I’ve noticed that evening comes earlier now. Rocking the baby to bed at 830 pm, it seems to be pretty dark out. These steaming days of late August will carry on into September as usual, but they are but the opening notes of Summer’s grand finale.
I welcome autumn. I won’t miss the humidity, or the mosquitoes. I won’t miss the stress of taking non-swimmers to the pool. I won’t miss these “relaxing” days of summer that, frankly, this summer, were not.
Maybe I just don’t know how to relax. Maybe I just can’t relax without my husband here to take care of all the worrying and fussing and the what-ifs.
At the grocery store yesterday, Katie had a non sequitor question: “Mommy, is it almost time for Halloween?” I told her no.
“Then why is all the Halloween candy out?” And I looked up from trying to keep Mary pinned to the seat while selecting bagels and checking my list and reminding myself not to forget the half-and-half which I did later, after all, forget. Sure enough, the seasonal display had heaps of orange and black wrapped treats.
“They do it to drive mothers nuts,” said a smiling woman pushing her own child-filled cart in passing. I then lost myself in thoughts of how brilliant these marketers were to put the candy out early, so you buy it so you don’t have to think about it any more, then you eat it, or you forget that you bought it, and you buy more – genius! I almost missed her second line, which I heard with perfect Doppler Effect:
“They’ll have the Christmas candy out before you know it.”
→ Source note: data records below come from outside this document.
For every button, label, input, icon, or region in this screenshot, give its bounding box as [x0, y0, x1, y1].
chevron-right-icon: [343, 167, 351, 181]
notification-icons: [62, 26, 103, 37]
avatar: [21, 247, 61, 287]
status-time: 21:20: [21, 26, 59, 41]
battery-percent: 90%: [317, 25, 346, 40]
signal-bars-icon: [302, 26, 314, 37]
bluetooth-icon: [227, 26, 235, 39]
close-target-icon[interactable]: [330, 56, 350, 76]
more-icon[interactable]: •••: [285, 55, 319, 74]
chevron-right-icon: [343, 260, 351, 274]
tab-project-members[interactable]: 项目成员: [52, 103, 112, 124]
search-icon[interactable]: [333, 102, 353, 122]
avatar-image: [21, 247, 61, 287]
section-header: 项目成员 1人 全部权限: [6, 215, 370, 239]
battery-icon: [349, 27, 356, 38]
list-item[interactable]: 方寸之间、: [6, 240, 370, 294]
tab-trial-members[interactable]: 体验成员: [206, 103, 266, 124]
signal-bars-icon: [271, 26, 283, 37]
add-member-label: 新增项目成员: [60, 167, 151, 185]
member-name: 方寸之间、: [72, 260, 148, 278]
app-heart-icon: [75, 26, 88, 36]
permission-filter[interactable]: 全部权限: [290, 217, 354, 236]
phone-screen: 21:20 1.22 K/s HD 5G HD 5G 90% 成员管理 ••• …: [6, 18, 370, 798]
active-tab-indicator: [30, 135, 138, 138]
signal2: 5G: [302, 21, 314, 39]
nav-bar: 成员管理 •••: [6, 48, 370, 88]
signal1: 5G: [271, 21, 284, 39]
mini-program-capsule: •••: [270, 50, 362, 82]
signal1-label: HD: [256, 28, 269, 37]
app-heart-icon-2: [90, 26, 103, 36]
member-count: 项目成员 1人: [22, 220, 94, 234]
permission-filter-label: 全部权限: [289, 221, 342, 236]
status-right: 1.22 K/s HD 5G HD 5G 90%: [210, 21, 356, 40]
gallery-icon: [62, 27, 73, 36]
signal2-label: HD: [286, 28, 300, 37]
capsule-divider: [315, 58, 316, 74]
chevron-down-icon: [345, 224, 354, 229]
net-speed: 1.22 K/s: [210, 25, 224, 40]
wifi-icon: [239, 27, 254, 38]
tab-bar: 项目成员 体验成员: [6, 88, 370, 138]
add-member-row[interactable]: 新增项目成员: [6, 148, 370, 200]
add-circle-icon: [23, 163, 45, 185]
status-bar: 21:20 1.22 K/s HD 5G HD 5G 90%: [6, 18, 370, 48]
Oh, I hope so. More than I welcome the cool days of fall and the beauty of changing leaves and the comfort of a school routine and the return to hot food to warm chilly bodies, I long for the approach of winter and the return of my husband. May the days fly by.
He left seven weeks ago today. We have 19 more to go. It’s not that long; we’ve survived worse, I keep reminding myself. Not too long ago, seven weeks seemed like an eternity. Now, it seems like nothing compared to what I have left to do. In twelve weeks, seven weeks will again, likely, seem like an eternity.
But it will come. And then I will hope once more for time to stand still.